Gov. Jennifer Granholm and Minnesota Gov. Tim Pawlenty chat Saturday during the National Governors Association conference at the Great Lakes Campus of Northwestern Michigan College in Traverse City.
CEOs to governors: Promote schools, spread Internet access
July 22, 2007
TRAVERSE CITY -- States that educate children the best and provide broadband Internet service and other technology to the most people will do best in the competitive global economy, two of the nation's top communication executives told the nation's governors Saturday.
"The more efficient the communication, the greater the velocity of commerce," said Randall Stephenson, chief executive officer of AT&T.
He said the wireless communication boom is "achieving RPMs in commerce we never dreamed of."
Google Chairman and CEO Eric Schmidt followed Stephenson and predicted consumers will acquire more communication devices, not fewer, as technology advances.
"I have my old cell phone, my iPhone, my Blackberry and now a camera, and I've got a Zip device that doesn't fit any of them," he said, drawing chuckles from the 35 governors and a few hundred others attending the National Governors Association conference.
Afterward, Schmidt told reporters he's pleased with Google's new operation in Ann Arbor, which he said he visited before heading to the conference at the Grand Traverse Resort.

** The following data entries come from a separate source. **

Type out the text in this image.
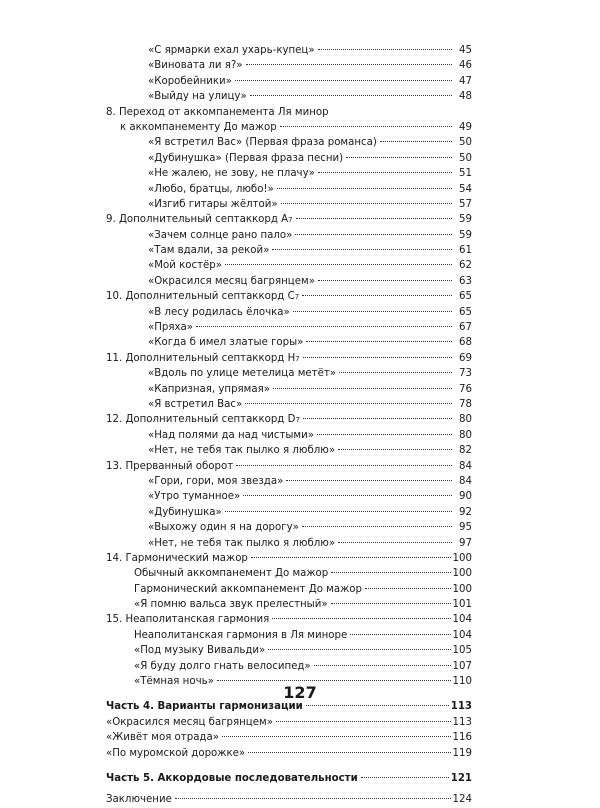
«С ярмарки ехал ухарь-купец»	45
«Виновата ли я?»	46
«Коробейники»	47
«Выйду на улицу»	48
8. Переход от аккомпанемента Ля минор
к аккомпанементу До мажор	49
«Я встретил Вас» (Первая фраза романса)	50
«Дубинушка» (Первая фраза песни)	50
«Не жалею, не зову, не плачу»	51
«Любо, братцы, любо!»	54
«Изгиб гитары жёлтой»	57
9. Дополнительный септаккорд A 7	59
«Зачем солнце рано пало»	59
«Там вдали, за рекой»	61
«Мой костёр»	62
«Окрасился месяц багрянцем»	63
10. Дополнительный септаккорд C 7	65
«В лесу родилась ёлочка»	65
«Пряха»	67
«Когда б имел златые горы»	68
11. Дополнительный септаккорд H 7	69
«Вдоль по улице метелица метёт»	73
«Капризная, упрямая»	76
«Я встретил Вас»	78
12. Дополнительный септаккорд D 7	80
«Над полями да над чистыми»	80
«Нет, не тебя так пылко я люблю»	82
13. Прерванный оборот	84
«Гори, гори, моя звезда»	84
«Утро туманное»	90
«Дубинушка»	92
«Выхожу один я на дорогу»	95
«Нет, не тебя так пылко я люблю»	97
14. Гармонический мажор	100
Обычный аккомпанемент До мажор	100
Гармонический аккомпанемент До мажор	100
«Я помню вальса звук прелестный»	101
15. Неаполитанская гармония	104
Неаполитанская гармония в Ля миноре	104
«Под музыку Вивальди»	105
«Я буду долго гнать велосипед»	107
«Тёмная ночь»	110
Часть 4. Варианты гармонизации	113
«Окрасился месяц багрянцем»	113
«Живёт моя отрада»	116
«По муромской дорожке»	119
Часть 5. Аккордовые последовательности	121
Заключение	124
127
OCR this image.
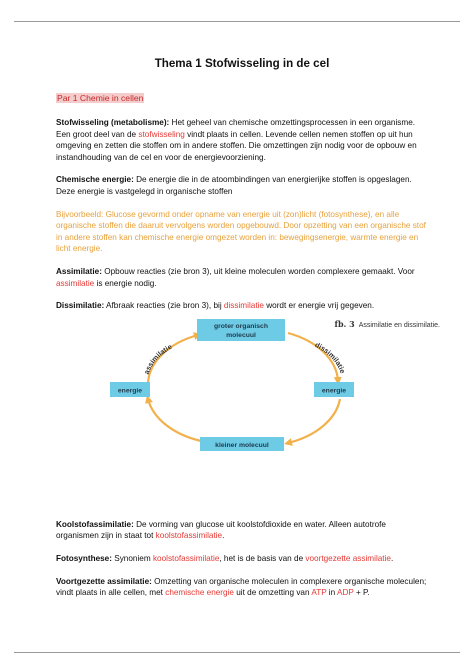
Thema 1 Stofwisseling in de cel
Par 1 Chemie in cellen

Stofwisseling (metabolisme): Het geheel van chemische omzettingsprocessen in een organisme. Een groot deel van de stofwisseling vindt plaats in cellen. Levende cellen nemen stoffen op uit hun omgeving en zetten die stoffen om in andere stoffen. Die omzettingen zijn nodig voor de opbouw en instandhouding van de cel en voor de energievoorziening.

Chemische energie: De energie die in de atoombindingen van energierijke stoffen is opgeslagen. Deze energie is vastgelegd in organische stoffen

Bijvoorbeeld: Glucose gevormd onder opname van energie uit (zon)licht (fotosynthese), en alle organische stoffen die daaruit vervolgens worden opgebouwd. Door opzetting van een organische stof in andere stoffen kan chemische energie omgezet worden in: bewegingsenergie, warmte energie en licht energie.

Assimilatie: Opbouw reacties (zie bron 3), uit kleine moleculen worden complexere gemaakt. Voor assimilatie is energie nodig.

Dissimilatie: Afbraak reacties (zie bron 3), bij dissimilatie wordt er energie vrij gegeven.

fb. 3 Assimilatie en dissimilatie.
assimilatie	dissimilatie
groter organisch
molecuul
kleiner molecuul
energie	energie

Koolstofassimilatie: De vorming van glucose uit koolstofdioxide en water. Alleen autotrofe organismen zijn in staat tot koolstofassimilatie.

Fotosynthese: Synoniem koolstofassimilatie, het is de basis van de voortgezette assimilatie.

Voortgezette assimilatie: Omzetting van organische moleculen in complexere organische moleculen; vindt plaats in alle cellen, met chemische energie uit de omzetting van ATP in ADP + P.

"The energy level is phenomenal," he said, adding that with several hundred workers, it's the fastest-growing center in Google. He said the company has had no problem recruiting employees.
Schmidt said Michigan has much going for it because of its skilled workforce, adding: "The average person in Michigan is very educated. Education and motivation that comes with it are the key."
The two executives were the opening act for a three-day conference at which the theme is innovation and how it can help states and the U.S. economy.
Stephenson urged governors to eliminate as much telecommunications regulation as possible.
"Stay out of the way," he said. "The more truly competitive the market becomes, the less regulation you need."
Stephenson also said countries like India are passing the United States on some levels because of education.
"I don't think a kid in Korea wakes up in the morning wanting to study algebra any more than a kid in this country," Stephenson said. "Kids in Korea don't have a choice whether they study algebra."
He said poor urban areas are the most challenging because fewer people have access to computers or know how to use them. He said AT&T is working on a device that will cost only $100 or $200 and allow people to link to the Internet.
He also praised states that are clearing the way for more fiber optic lines.
"More fiber is a good thing," he said.
"It's a pro-fiber diet for telecommunications," quipped Arizona Gov. Janet Napolitano, chairwoman of the NGA.
Michael Flanagan, superintendent of public instruction for Michigan, said Stephenson may have been harsh in his assessment of public schools, but he has a point.
"Our kids will be left in the global dust if they don't reach higher levels," he said.
But the state is doing things to make that happen, Flanagan said, from raising high school graduation requirements for all students to making some changes in educating college students to produce more math and science teachers.
He also took exception to the comparison to education in places like India and China.
"A lot of CEOs don't get this issue of education in other nations," he said. "They're getting only the top kids in the schools. But it helps me remotivate and move the ball when CEOs are critical of us."